She had not always been the harsh, stern and formidable woman she now was. It was difficult to believe such a thing: one always felt she must have sprung to life already fully formed, like a warrior growing from a dragon's tooth in some old myth. The idea that she had once been that innocent and unblemished thing, a child, was nigh on incomprehensible.
And yet of course she had. She had been a tiny baby once, whose mother had died bearing her, and whose father had brusquely assigned her to the care of her only other living relative, an elderly great-aunt. How Great-aunt Mina had loved that tiny little girl! She had had no children of her own, and her husband was dead. She devoted herself to the motherless infant. How happy they were together, knowing nothing of what the future would bring! The child was perhaps a little spoilt, and could sometimes be petulant, but no doubt she would have grown out of that in time. Her days passed in pursuing the innocent pastimes of an old-fashioned childhood: looking at books, going for walks, playing with teddies and dolls.
Alas, Great-aunt Mina was growing increasingly old and infirm, and the girl's father – who had now married again – felt that the child was old enough for him to take an interest in. Her stepmother disliked her from the first, for she had no great love for children, and as for the father – well, he wanted only one thing for her, and that was that she should be a great witch, as so many of her family had been, that she should be the greatest of them all. He was, perhaps, living his own dreams through her: her powers were greater than his, and he felt that with appropriate training she could wield influence in the witching world such as he never had.
The teddies and dolls and children's books went away, never to be seen again; Great-aunt Mina went to live out her last years in the Old Witches Retirement Home; the child found herself thrust into a loveless household, relegated to a dark attic bedroom with only the bats and spiders for company. "Go to your room!" was an instruction she came to dread, and it was uttered all too frequently. By flickering candlelight ("No witch should be afraid of the dark!"), she sat and read the spell-books they gave her; the wind howled and the bats swooped down too close to her head in the way that always made her want to scream.
In time they sent her away to school, a strict old-fashioned witches' school with a good reputation. How she hated it there! Neither pupils nor teachers knew what to make of the thin, pale girl with the long plaited hair and the mean eyes. Her skills were advanced for age, and lessons bored her. She turned rebellious and bullying, tried to inflict a little of the pain she was experiencing on those around her. How she hated her fellow pupils, who all seemed so happy and innocent, who hadn't realised that the world was a cruel and merciless place and that all that mattered was power! Her behaviour grew more outrageous, and the teachers had no idea what to do with her. She saw how ineffectual they were, and scorned them. They expelled her in the end.
After that she learnt at home. She was out of control, her father reasoned; what she needed was discipline. Discipline she accordingly had; cruel and terrible discipline, that only became worse when she fought against it. A twisted part of her still craved his love and attention, and it was always his words that hurt her the most. He had been made bitter by a lifetime of disappointments and trivial successes, by having more ambition than power or skill, by losing the wife he had loved; she learnt from him a bitterness and cynicism hardly suited to one so young.

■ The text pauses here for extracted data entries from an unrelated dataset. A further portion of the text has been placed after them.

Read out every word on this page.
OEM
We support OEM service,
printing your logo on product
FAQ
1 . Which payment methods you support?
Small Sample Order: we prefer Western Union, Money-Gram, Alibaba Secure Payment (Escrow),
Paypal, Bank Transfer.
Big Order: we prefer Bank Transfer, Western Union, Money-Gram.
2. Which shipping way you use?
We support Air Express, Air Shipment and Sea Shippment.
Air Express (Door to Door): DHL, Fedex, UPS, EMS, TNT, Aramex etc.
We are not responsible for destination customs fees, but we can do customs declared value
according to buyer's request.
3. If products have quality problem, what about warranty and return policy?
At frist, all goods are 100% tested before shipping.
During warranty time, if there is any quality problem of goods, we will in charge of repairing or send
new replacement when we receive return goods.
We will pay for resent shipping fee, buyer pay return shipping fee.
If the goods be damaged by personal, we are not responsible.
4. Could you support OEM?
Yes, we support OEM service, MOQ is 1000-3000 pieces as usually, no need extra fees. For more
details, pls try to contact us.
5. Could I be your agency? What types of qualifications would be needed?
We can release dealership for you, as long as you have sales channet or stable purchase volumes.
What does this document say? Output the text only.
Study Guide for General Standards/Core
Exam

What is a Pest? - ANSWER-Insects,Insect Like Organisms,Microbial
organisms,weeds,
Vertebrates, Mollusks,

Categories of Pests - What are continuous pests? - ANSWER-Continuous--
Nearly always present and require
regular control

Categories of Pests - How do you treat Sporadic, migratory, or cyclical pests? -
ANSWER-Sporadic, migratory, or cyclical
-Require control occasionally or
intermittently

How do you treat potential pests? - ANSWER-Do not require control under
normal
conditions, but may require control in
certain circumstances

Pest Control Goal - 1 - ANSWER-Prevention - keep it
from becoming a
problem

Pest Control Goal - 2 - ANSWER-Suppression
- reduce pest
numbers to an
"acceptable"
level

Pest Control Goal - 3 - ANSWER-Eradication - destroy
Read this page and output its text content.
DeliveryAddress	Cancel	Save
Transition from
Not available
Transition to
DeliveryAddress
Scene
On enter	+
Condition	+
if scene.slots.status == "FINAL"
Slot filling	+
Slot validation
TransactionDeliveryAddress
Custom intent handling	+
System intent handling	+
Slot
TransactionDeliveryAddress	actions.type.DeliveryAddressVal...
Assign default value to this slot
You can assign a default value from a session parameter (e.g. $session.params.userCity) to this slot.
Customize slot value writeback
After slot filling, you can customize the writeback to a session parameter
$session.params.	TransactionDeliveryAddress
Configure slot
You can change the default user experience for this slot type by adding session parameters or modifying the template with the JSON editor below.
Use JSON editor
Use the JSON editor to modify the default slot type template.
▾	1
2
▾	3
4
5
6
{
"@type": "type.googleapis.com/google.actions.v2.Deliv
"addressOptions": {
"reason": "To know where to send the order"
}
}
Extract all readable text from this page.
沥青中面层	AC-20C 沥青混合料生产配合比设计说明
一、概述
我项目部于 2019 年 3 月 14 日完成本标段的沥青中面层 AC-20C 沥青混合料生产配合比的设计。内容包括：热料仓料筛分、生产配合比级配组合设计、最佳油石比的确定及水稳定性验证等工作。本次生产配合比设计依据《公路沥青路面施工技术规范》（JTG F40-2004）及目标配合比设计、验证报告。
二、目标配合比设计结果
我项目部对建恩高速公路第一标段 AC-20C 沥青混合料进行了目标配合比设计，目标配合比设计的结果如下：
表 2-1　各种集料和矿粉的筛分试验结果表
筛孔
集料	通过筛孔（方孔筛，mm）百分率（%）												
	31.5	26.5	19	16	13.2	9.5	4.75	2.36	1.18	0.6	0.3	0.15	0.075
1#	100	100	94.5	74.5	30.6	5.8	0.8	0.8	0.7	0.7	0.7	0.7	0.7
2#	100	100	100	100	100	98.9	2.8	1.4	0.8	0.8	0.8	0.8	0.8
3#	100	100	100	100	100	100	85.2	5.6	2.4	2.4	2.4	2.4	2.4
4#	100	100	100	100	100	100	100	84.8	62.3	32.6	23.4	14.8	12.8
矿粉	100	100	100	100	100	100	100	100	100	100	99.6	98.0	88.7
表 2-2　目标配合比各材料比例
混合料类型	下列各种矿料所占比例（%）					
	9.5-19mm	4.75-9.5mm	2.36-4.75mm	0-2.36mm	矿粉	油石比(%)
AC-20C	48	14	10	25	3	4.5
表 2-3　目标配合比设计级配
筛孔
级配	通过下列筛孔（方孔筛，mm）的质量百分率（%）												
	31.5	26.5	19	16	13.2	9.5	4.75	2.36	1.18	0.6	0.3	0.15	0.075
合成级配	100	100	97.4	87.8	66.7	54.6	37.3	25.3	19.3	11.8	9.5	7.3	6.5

Such training had its effect. She became a powerful and skilful witch, as regimented and unfeeling as a machine, always punctual, always efficient. She shared her father's values entirely, but hated him just as much as she obeyed him. When she left that house to go to college, she knew she would never go back.
No one at the college knew her past; she cultivated her new identity, a harsh and unforgiving armour against the world. Great-aunt Mina would never have recognised the girl who sniped and snapped at her fellow students, and seemed to take delight in finding their weaknesses while having none of her own.
Magic was the only thing she still cared about, the thing she lived for. She thought she knew what a witch should be; she thought she fulfilled the criteria. She trained as a teacher so that she could impart such knowledge to others. She learnt to relish the cut and thrust of politics, to take down her rivals without mercy. She rose to a position of power and influence, and trained some of the greatest witches of the new generation, always trying to mould them in her own implacable image.
The results, however, were not always satisfactory. Not every witch had what it took. Her eyes now roamed her new class of hopefuls, silently writing most of them off.
Then she caught sight of a pale, slender girl sitting alone, a girl with a defiant look in her eye, long dark hair in plaits. It was, for a fleeting moment, like looking at her own younger self. She studied the seating plan, flicked through a file. A promising girl, apparently; positively precocious, but lacking discipline and focus. Well, that could soon be remedied. Perhaps this would be the protogee that would make her proud.
"You girl!" she barked, smiling internally as the girl flinched a little, then pulled herself together and met the formidable teacher's gaze. "See me after the lesson. I would like to be your personal tutor."
The girl nodded, obedient for now, and spoke in a clear confident voice: "Yes, Mistress Broomhead."